J'ai abordé Charles après la représentation. Il avait délaissé sa dégaine de malade imaginaire pour reprendre celle de cowboy misanthrope ; il était en train de fumer seul devant le théâtre. J'avais longtemps ressassé ce que j'allais lui dire, je savais que je n'aurais qu'une seule réplique : « Charles, je sais que tu propages une rumeur à mon égard, rumeur calomnieuse et infamante, selon laquelle je drogue les filles à leur insu ; je verse insidieusement du GHB dans leur verre. Je ne vais pas te demander de me le confirmer. Par contre, je ne sais pas si tu es l'instigateur de cette rumeur.
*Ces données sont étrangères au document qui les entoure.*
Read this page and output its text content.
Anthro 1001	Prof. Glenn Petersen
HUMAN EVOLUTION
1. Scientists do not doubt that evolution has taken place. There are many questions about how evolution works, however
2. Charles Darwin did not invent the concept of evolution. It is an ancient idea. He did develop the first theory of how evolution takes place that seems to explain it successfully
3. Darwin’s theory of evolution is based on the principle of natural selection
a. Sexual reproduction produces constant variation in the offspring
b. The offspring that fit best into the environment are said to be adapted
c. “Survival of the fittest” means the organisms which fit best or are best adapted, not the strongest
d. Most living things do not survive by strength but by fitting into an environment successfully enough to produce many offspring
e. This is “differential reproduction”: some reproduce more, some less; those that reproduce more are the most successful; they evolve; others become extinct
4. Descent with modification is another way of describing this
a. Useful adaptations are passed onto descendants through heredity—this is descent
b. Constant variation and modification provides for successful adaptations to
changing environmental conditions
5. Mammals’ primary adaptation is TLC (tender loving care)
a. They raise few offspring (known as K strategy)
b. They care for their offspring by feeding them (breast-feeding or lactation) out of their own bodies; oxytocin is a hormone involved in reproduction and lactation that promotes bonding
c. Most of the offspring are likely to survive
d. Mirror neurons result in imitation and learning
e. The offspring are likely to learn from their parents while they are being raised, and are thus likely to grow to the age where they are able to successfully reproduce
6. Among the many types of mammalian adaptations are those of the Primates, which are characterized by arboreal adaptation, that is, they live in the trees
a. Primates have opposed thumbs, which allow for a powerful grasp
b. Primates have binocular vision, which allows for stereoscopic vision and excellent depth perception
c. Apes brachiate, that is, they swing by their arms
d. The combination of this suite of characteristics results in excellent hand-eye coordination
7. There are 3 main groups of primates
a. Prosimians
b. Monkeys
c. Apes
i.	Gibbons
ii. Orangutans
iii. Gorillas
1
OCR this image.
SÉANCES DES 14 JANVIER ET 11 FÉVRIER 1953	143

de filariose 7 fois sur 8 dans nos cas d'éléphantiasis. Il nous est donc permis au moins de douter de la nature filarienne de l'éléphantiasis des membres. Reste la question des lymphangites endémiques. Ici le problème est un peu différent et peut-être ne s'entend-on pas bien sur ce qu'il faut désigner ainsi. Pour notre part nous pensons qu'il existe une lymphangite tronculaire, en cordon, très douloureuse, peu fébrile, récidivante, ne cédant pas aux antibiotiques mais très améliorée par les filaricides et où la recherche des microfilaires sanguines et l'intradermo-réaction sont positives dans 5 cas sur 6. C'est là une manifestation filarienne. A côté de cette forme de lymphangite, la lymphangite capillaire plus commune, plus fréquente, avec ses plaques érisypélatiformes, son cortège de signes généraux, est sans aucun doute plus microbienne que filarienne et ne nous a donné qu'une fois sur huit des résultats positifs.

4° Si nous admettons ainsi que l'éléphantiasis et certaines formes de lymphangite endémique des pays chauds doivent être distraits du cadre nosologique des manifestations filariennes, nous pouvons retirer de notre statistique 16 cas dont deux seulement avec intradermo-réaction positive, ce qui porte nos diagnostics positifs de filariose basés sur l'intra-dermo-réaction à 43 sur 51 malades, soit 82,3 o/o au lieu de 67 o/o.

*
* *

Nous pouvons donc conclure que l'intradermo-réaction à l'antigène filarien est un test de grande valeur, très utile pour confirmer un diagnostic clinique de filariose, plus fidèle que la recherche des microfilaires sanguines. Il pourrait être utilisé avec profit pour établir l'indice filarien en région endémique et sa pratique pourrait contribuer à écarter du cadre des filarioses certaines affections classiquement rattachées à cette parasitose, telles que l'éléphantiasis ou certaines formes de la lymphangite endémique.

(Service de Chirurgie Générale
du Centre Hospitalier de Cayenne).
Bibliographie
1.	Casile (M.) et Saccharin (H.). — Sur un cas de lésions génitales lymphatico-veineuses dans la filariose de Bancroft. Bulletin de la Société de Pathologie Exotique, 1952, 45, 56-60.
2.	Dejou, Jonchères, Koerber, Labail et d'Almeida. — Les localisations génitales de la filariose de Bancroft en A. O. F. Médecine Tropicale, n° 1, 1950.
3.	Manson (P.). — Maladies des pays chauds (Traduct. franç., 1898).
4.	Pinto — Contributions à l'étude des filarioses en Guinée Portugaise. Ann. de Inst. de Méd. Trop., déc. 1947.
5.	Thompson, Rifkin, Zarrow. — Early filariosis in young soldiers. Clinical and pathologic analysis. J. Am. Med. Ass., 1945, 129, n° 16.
Es-tu seulement prêt à répondre à cette question et à l'assumer si c'est le cas ? » Je ne sais même pas s'il m'a craché sa bouffée de cigarette au visage avant ou après m'avoir dit qu'il ne parlait pas aux types comme moi, puis il s'était détourné allé fumé plus loin.

Après je suis retourné au bar, Mathilde, une des comédienne y était, elle avait vraiment l'air très jeune, presque mineure, elle servait à boire. Je lui ai dit ce que je venais de dire à Charles, comment il avait réagit et j'avais ajouté que je savais qu'elle aussi racontait cette rumeur - elle l'avait raconté à François – peut-être parce que Charles lui l'avait raconté. Elle m'avait écouté, n'avait pas réagit, n'avait rien voulu laisser paraître. Je ne lui avais rien demandé, elle n'avait pas à répondre. Je ne voulais pas menacer de porter plainte pour diffamation. Je lui avais commandé un autre verre, elle m'avait tranquillement servi. C'était bien, parce que je crois bien que pas mal de gens autour de nous au bar avait écouté ce que j'avais dit, c'était ce que je voulais, je m'y étais bien pris.

Juste après, un jeune comédien que je connais un peu depuis mon bref passage au conservatoire il y un an, est arrivé au bar et j'ai discuté avec lui. Il n'était pas au courant de la rumeur à mon propos et, quand je la lui ai racontée, il a piqué un petit fou rire, comme ça, juste pour lui et ça m'a inquiété mais il s'est vite excusé, c'était parce que c'était tellement gros ce que je lui avais dit et le fait que c'était Charles qui racontait ça. Après, on a parlé d'autre chose et de théâtre et j'ai cru comprendre qu'il ne se sent pas bien dans la troupe de monsieur Bachelier. Moi je le ai dit que je ne suis pas complètement satisfait de ce que j'ai la chance de faire.

Avant la représentation J'ai bu trois ou quatre bière, puis deux à l'entracte et encore trois ou quatre après. Le stress est retombé, j'ai à peu près accompli ce que je voulais accomplir et dans le bus qui me ramène chez moi, j'ai commencé à gratter tout ça. Arrivé chez moi, chez ma mère, elle ne dormait pas et je me suis dit que c'était le moment de lui en parler. Un peu comme le jeune comédien avant, quand je lui ai dit la rumeur, elle a piqué un petit fou rire, et là aussi j'ai brièvement été inquiet. Je trouve ça bizarre que ça les fasse rire un peu de la même manière ma mère et ce comédien que je connais à peine. Quand j'avais appris la rumeur un copain m'avait dit que je n'avais pas à m'en faire parce qu'il y a dans notre ville suffisamment de personne qui me connaissent suffisamment pour savoir que je suis incapable de faire ça. Maintenant que je termine de gratter ces lignes dans mon cahier ça va mieux. Les derniers jours ça n'allait pas à cause de ça. En début de soirée j'étais très tendu et tendu vers ce que j'avais à faire. Ce n'était pas grand-chose mais je suis content de l'avoir fait et j'ai l'impression qu'il m'a fallut pas mal de courage pour le faire.